The knives begin their slow work upon him, and he tries not to scream for as long as he can.
That is how my friend died.
27
I let Kari speak and I asked no questions. He spoke haltingly, as though he were relearning the words as he spoke them. Several times, when his hesitancy stretched on, he seemed almost to drift to sleep, and when this happened I reached out my hand and gripped his wrist. I kept my fingers from the burned flesh, but it was no mother’s touch I gave him. I let him know that he would have no rest until he had finished his story.
When he had done so, I watched his eyes close, his breathing go soft and steady. I thought of the story that he had not told me. The story that I knew well enough. The story of how his mother and sister must have died.
‘Should I have died with him?’
I started at the voice.
‘I thought you asleep,’ I said. ‘You should rest. You have earned it.’
‘Tell me, Kjaran. Please.’
Should I have given him the truth? Perhaps. But I found that I could not do it.
‘No,’ I said. ‘It is better that you live.’
‘There is no shame in it?’
‘Is there shame for me, that I was not ther
e?’
‘You were not his son.’
I had no answer to that. I sat beside him and we watched the fire. After a time I felt a hesitant touch against my hand. His fingers reaching out, as Gunnar used to do. I clasped his hand in mine and I thought of the friend I had lost.
‘What will I do?’ he said.
‘We could leave Iceland. Find another country to live in.’
‘We cannot run.’
‘It is what Gunnar would have wanted.’
‘That does not matter.’ He shook his head, slowly, like a dozing drunkard or a man underwater. ‘There is shame in letting him lie unavenged.’
‘There is.
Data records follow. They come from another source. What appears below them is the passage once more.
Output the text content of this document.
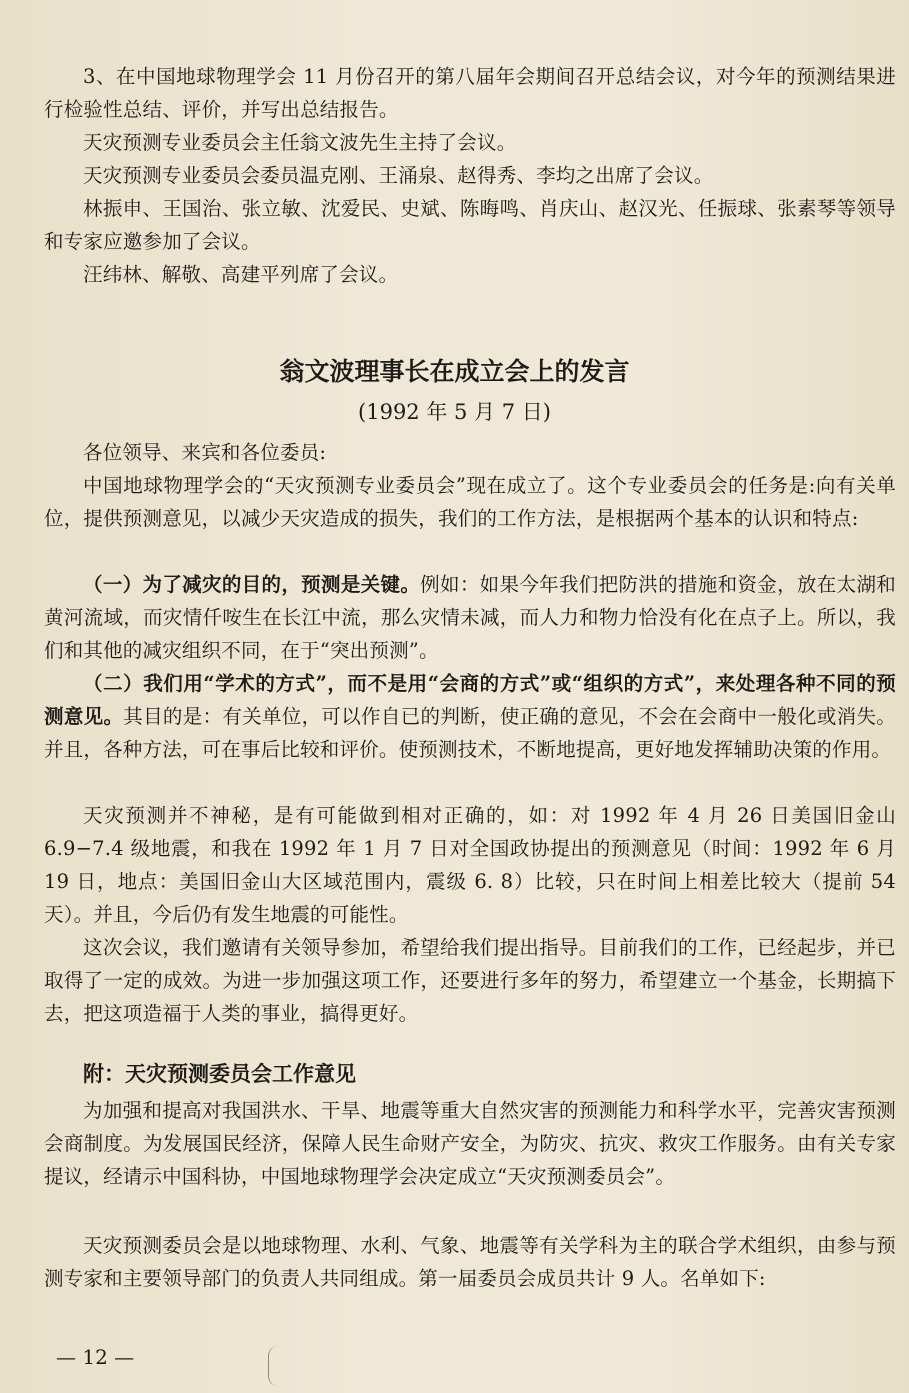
3、在中国地球物理学会 11 月份召开的第八届年会期间召开总结会议，对今年的预测结果进行检验性总结、评价，并写出总结报告。

天灾预测专业委员会主任翁文波先生主持了会议。

天灾预测专业委员会委员温克刚、王涌泉、赵得秀、李均之出席了会议。

林振申、王国治、张立敏、沈爱民、史斌、陈晦鸣、肖庆山、赵汉光、任振球、张素琴等领导和专家应邀参加了会议。

汪纬林、解敬、高建平列席了会议。

翁文波理事长在成立会上的发言
(1992 年 5 月 7 日)

各位领导、来宾和各位委员:

中国地球物理学会的“天灾预测专业委员会”现在成立了。这个专业委员会的任务是:向有关单位，提供预测意见，以减少天灾造成的损失，我们的工作方法，是根据两个基本的认识和特点:

（一）为了减灾的目的，预测是关键。例如：如果今年我们把防洪的措施和资金，放在太湖和黄河流域，而灾情仟咹生在长江中流，那么灾情未减，而人力和物力恰没有化在点子上。所以，我们和其他的减灾组织不同，在于“突出预测”。

（二）我们用“学术的方式”，而不是用“会商的方式”或“组织的方式”，来处理各种不同的预测意见。其目的是：有关单位，可以作自已的判断，使正确的意见，不会在会商中一般化或消失。并且，各种方法，可在事后比较和评价。使预测技术，不断地提高，更好地发挥辅助决策的作用。

天灾预测并不神秘，是有可能做到相对正确的，如：对 1992 年 4 月 26 日美国旧金山 6.9−7.4 级地震，和我在 1992 年 1 月 7 日对全国政协提出的预测意见（时间：1992 年 6 月 19 日，地点：美国旧金山大区域范围内，震级 6. 8）比较，只在时间上相差比较大（提前 54 天）。并且，今后仍有发生地震的可能性。

这次会议，我们邀请有关领导参加，希望给我们提出指导。目前我们的工作，已经起步，并已取得了一定的成效。为进一步加强这项工作，还要进行多年的努力，希望建立一个基金，长期搞下去，把这项造福于人类的事业，搞得更好。

附：天灾预测委员会工作意见

为加强和提高对我国洪水、干旱、地震等重大自然灾害的预测能力和科学水平，完善灾害预测会商制度。为发展国民经济，保障人民生命财产安全，为防灾、抗灾、救灾工作服务。由有关专家提议，经请示中国科协，中国地球物理学会决定成立“天灾预测委员会”。

天灾预测委员会是以地球物理、水利、气象、地震等有关学科为主的联合学术组织，由参与预测专家和主要领导部门的负责人共同组成。第一届委员会成员共计 9 人。名单如下:

— 12 —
But it is what Gunnar would have wanted.’
‘What of my mother? My sister?’
‘Björn would not kill them. He had more honour than that.’
‘But I heard—’
‘You do not know what you heard.’
He fell silent and I thought I had won. But I felt it, then. The way a wounded man does not know it at first, feels no pain. And a moment later, puts his hand to his chest and finds himself slain.
I thought of Dalla and I knew what she would have wanted. We could go from this place and find a new home. The shame of Gunnar’s death, perhaps I could bear that. But to leave a father unavenged – what a thing it would be for him, to live his life with that weight upon him.
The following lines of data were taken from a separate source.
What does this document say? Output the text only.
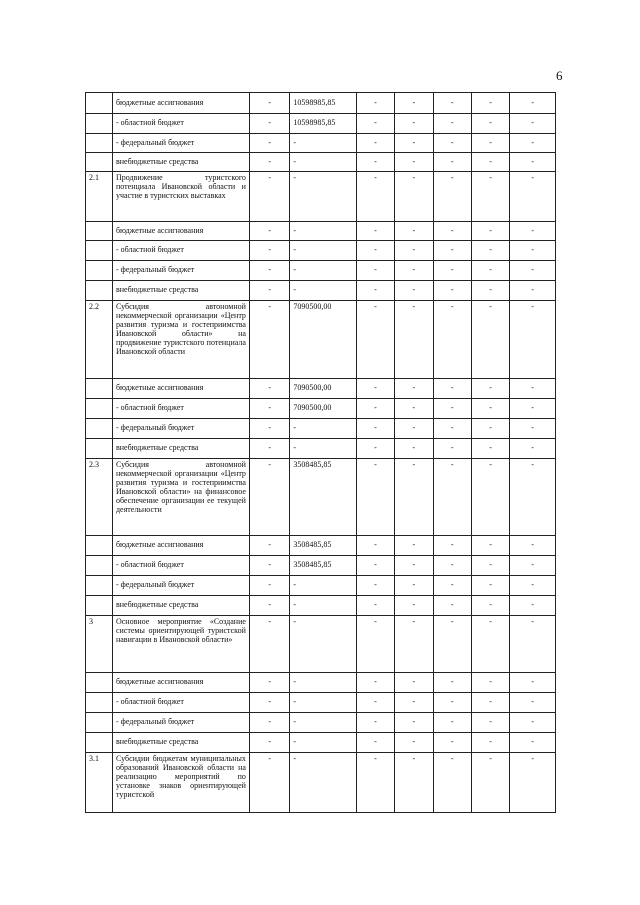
6
	бюджетные ассигнования	-	10598985,85	-	-	-	-	-
	- областной бюджет	-	10598985,85	-	-	-	-	-
	- федеральный бюджет	-	-	-	-	-	-	-
	внебюджетные средства	-	-	-	-	-	-	-
2.1	Продвижение туристского потенциала Ивановской области и участие в туристских выставках	-	-	-	-	-	-	-
	бюджетные ассигнования	-	-	-	-	-	-	-
	- областной бюджет	-	-	-	-	-	-	-
	- федеральный бюджет	-	-	-	-	-	-	-
	внебюджетные средства	-	-	-	-	-	-	-
2.2	Субсидия автономной некоммерческой организации «Центр развития туризма и гостеприимства Ивановской области» на продвижение туристского потенциала Ивановской области	-	7090500,00	-	-	-	-	-
	бюджетные ассигнования	-	7090500,00	-	-	-	-	-
	- областной бюджет	-	7090500,00	-	-	-	-	-
	- федеральный бюджет	-	-	-	-	-	-	-
	внебюджетные средства	-	-	-	-	-	-	-
2.3	Субсидия автономной некоммерческой организации «Центр развития туризма и гостеприимства Ивановской области» на финансовое обеспечение организации ее текущей деятельности	-	3508485,85	-	-	-	-	-
	бюджетные ассигнования	-	3508485,85	-	-	-	-	-
	- областной бюджет	-	3508485,85	-	-	-	-	-
	- федеральный бюджет	-	-	-	-	-	-	-
	внебюджетные средства	-	-	-	-	-	-	-
3	Основное мероприятие «Создание системы ориентирующей туристской навигации в Ивановской области»	-	-	-	-	-	-	-
	бюджетные ассигнования	-	-	-	-	-	-	-
	- областной бюджет	-	-	-	-	-	-	-
	- федеральный бюджет	-	-	-	-	-	-	-
	внебюджетные средства	-	-	-	-	-	-	-
3.1	Субсидии бюджетам муниципальных образований Ивановской области на реализацию мероприятий по установке знаков ориентирующей туристской	-	-	-	-	-	-	-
‘I think you are right,’ I said slowly.
He looked up at me and his eyes were alive once more.
‘We shall kill them all?’ he asked, hope in his voice.
‘Yes.’
He smiled and for a moment he was a child once more, filled with the joy of the child at a dream. ‘How shall we do that?’
‘Be patient. The slave takes revenge at once—’
‘But the coward never does,’ he said, finishing the proverb for me.
*
On the first day of spring I rose before the dawn. I moved quietly in the darkness, but confidently too, like a blind man in a place he knows well. Through touch, I found the things I had placed the night before. A sack of salted fish. Several skins of water. A thick blanket, marked up with earth and grass. I left Gunnar’s sword sheathed and lying by the fire. A parting gift for Kari. And when I was ready, I laid my hand to Ragnar’s shoulder and woke him gently.